Start by thinking of it in terms of Euler rotations. Using Ampere's hand / right-hand rule, "start" with your hand aligned with the "origin" ECI frame. Imagine that your right-hand is centered on the Earth, so a spacecraft will be in orbit around your hand. Specifically, its furthest distance from the origin is the semi-major axis, but since we're in a circular orbit, the spacecraft's only distance is the sma. We'll work through finding the correct "destination" frame. You know that you've "reached" the destination frame when the motion of the spacecraft can be represented by a rotation around a single axis. Looking at the right-hand rule diagram below, it means that the motion of your spacecraft corresponds only to a rotation around your thumb.
Think of the right ascension of the ascending node. What does it mean in terms of geometry? It means that spacecraft will always cross the orbital plane at that angle compared to the "origin" of the frame. Looking at the right-hand rule diagram below, that orbital plane is the plane created from the vectors a and b. The RAAN is measured from the origin frame, therefore from the a vector. Therefore, in terms of rotation, the RAAN corresponds to a rotation about the a-cross-b vector (i.e. your thumb). That corresponds to an Euler rotation by the 3rd axis.
Now, imagine what it means for your orbit to have an inclination with respect to your right-hand. It corresponds to a rotation about your index finger, which is the 1st axis. So far, we've done two rotations: by the 3rd and the 1st axis.
The final rotation will be for the true anomaly of your orbit. As discussed in the first paragraph, at this point, the motion of your spacecraft is fully described by a rotation of your thumb, i.e. a rotation around the 3rd axis. This means that, after we've accounted for that rotation, we'll have done a 3-1-3 Euler rotation, where the angles are respectively the RAAN, inclination, and true anomaly.
So what's the starting vector which you need to multiply your direct cosine matrix with? Well, back-tracking to the start of the problem, we've stated that the spacecraft was described as rotating around your hand, and we've done all of the rotations with {index, middle finger, thumb} as the frame. Therefore, the initial vector is [sma; 0; 0].
Further, in a circular orbit, the angular rate is constant.

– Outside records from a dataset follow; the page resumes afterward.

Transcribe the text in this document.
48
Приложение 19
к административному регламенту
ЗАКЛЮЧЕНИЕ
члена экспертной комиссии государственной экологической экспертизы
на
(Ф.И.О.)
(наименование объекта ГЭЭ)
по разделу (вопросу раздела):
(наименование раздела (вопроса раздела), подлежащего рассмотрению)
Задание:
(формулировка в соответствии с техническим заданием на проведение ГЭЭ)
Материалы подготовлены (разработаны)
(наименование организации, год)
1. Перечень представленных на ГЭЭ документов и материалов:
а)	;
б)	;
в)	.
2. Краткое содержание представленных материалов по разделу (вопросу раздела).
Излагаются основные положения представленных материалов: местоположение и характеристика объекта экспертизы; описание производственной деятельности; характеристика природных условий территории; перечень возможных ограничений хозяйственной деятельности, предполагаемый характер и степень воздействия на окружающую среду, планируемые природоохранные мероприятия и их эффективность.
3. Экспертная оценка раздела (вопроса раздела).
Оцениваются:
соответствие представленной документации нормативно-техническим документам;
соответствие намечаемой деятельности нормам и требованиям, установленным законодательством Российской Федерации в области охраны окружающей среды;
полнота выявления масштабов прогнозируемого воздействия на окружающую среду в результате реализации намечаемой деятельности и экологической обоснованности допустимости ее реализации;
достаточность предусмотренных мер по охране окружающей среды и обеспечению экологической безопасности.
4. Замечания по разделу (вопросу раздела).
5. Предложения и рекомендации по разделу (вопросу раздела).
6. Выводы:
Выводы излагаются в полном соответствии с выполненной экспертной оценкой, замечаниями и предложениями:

Therefore, you can compute the orbital period from the mean motion and the GM of the Earth: the period is simply 2-pi divided by the mean motion. Finally, you know how long it has been since the spacecraft periapsis passage, so you can fully determine the true anomaly.
You now have all of the bits to create the X, Y, Z state from the data you were given. Let me know if this explanation needs clarification.